The sinister ominousness of this performance, its silent aggression, wakened in the tiger's wary mind the dominant thought of his lifetime—caution, suspicion of a trap. It was a supreme test of unheated courage between two magnificent creatures, each of his own species—the gigantic man and the regal tiger; and the physical advantage was with the beast. Step by step, slow-measured, Finnerty and the shikari pressed forward. The Pundit now swung his lithe body with sinuous grace till he stood aggressively straight in the path, his head lowered so that a little furrow showed between his shoulder blades and the red-green eyes slanted evilly upward through the spectacles.

Finnerty read the sign. If the tiger crouched flat to earth, ready for a spring, it would be well to halt and try still further his courage by calmly waiting his attack. The big tail had ceased its rhythmic swing, but did not stiffen in ferocity; it curved downward. Even that beat of the pulse of events Finnerty gauged.

At ten yards Lord Victor had ceased to breathe; he wanted to scream under the cracking strain. He felt a hand on his arm—it was Swinton's. The paper torch palpitated in the native's trembling hand; but he faltered not, though the vicious eyes were ever on him and the fire. Nine yards, eight yards—all a hell of silent, nervous strain. Seven yards—the tiger turned in a slow, voluptuous glide, his ominous eyes still on the torchbearer, and slipped through the bushes to the jungle beyond.

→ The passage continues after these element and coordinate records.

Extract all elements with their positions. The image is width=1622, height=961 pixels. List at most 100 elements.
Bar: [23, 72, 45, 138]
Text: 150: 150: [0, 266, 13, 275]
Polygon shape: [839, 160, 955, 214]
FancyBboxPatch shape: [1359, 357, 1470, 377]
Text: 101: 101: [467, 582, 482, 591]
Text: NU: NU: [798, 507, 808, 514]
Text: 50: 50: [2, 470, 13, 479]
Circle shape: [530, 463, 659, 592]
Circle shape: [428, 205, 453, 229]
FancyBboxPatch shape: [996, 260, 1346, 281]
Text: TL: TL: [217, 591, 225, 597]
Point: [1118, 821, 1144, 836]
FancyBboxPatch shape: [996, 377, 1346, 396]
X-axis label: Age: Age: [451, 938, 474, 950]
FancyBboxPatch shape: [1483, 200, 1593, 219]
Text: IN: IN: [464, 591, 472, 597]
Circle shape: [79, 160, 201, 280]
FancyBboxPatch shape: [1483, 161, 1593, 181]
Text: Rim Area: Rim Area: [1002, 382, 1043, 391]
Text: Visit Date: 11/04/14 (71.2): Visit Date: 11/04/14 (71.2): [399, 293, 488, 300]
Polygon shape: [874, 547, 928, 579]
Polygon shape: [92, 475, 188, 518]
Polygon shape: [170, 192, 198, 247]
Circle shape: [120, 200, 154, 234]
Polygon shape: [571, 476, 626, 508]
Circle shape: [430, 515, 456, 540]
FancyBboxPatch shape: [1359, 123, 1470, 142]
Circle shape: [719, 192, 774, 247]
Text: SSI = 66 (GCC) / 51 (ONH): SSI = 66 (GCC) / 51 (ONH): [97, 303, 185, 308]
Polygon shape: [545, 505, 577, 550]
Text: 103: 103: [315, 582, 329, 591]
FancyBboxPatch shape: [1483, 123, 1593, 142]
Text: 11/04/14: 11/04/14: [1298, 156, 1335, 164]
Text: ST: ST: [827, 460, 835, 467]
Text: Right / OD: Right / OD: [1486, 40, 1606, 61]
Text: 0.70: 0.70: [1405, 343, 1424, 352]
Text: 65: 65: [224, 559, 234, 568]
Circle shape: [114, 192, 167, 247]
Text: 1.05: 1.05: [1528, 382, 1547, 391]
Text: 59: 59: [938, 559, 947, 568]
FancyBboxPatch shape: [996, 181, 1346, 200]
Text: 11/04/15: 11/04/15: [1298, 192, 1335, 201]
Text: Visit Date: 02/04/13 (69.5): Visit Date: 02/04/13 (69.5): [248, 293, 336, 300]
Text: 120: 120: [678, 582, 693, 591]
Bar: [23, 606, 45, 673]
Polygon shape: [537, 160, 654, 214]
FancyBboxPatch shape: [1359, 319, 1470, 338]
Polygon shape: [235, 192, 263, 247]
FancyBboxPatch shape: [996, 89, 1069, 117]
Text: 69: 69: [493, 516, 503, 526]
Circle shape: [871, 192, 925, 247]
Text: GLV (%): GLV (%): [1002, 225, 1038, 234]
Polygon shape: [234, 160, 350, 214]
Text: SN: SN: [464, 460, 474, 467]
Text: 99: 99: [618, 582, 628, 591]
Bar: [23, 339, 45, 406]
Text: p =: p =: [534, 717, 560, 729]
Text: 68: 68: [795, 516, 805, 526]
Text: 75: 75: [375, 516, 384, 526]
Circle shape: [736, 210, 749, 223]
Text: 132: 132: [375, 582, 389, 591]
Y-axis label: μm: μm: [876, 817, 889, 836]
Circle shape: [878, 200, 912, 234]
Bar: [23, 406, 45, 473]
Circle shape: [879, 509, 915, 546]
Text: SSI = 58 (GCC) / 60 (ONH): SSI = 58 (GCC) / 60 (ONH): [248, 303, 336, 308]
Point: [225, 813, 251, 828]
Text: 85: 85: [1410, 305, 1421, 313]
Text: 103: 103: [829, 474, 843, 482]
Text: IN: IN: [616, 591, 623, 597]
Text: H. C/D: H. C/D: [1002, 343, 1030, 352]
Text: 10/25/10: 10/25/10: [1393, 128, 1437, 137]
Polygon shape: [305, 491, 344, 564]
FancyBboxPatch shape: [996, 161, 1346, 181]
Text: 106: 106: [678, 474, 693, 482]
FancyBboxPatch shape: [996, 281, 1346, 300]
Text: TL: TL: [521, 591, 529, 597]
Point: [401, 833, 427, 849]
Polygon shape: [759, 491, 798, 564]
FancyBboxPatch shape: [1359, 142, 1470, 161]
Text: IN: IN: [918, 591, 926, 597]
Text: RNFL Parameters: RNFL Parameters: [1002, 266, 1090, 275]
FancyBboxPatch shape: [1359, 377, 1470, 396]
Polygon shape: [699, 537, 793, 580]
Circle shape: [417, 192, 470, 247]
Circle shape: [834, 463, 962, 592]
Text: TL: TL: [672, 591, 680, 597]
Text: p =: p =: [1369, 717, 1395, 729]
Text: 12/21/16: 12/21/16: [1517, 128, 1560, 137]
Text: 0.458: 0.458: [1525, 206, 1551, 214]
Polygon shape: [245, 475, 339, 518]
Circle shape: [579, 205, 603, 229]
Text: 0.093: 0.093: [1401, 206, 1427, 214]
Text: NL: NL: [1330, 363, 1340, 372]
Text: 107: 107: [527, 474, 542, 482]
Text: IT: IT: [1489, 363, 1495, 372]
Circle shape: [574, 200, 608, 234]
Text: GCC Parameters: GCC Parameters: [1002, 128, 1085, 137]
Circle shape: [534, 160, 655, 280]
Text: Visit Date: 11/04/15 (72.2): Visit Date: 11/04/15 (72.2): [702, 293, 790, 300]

Finnerty quickened his pace to a fast walk, saying: "Put the light out—save the paper."

Presently Mahadua touched Finnerty's elbow and held up a hand. Listening, the major heard the "miouw" of a peacock—not the usual, droning note, but a sharp, angry screech. Immediately the alarmed belling of a sambar came from the direction in which the peacock had called, followed by a short, muffled roar from the tiger.

"Missed him!" Finnerty commented. He turned to his companions. "Our shooting has been spoiled; we'll just push on to my bungalow."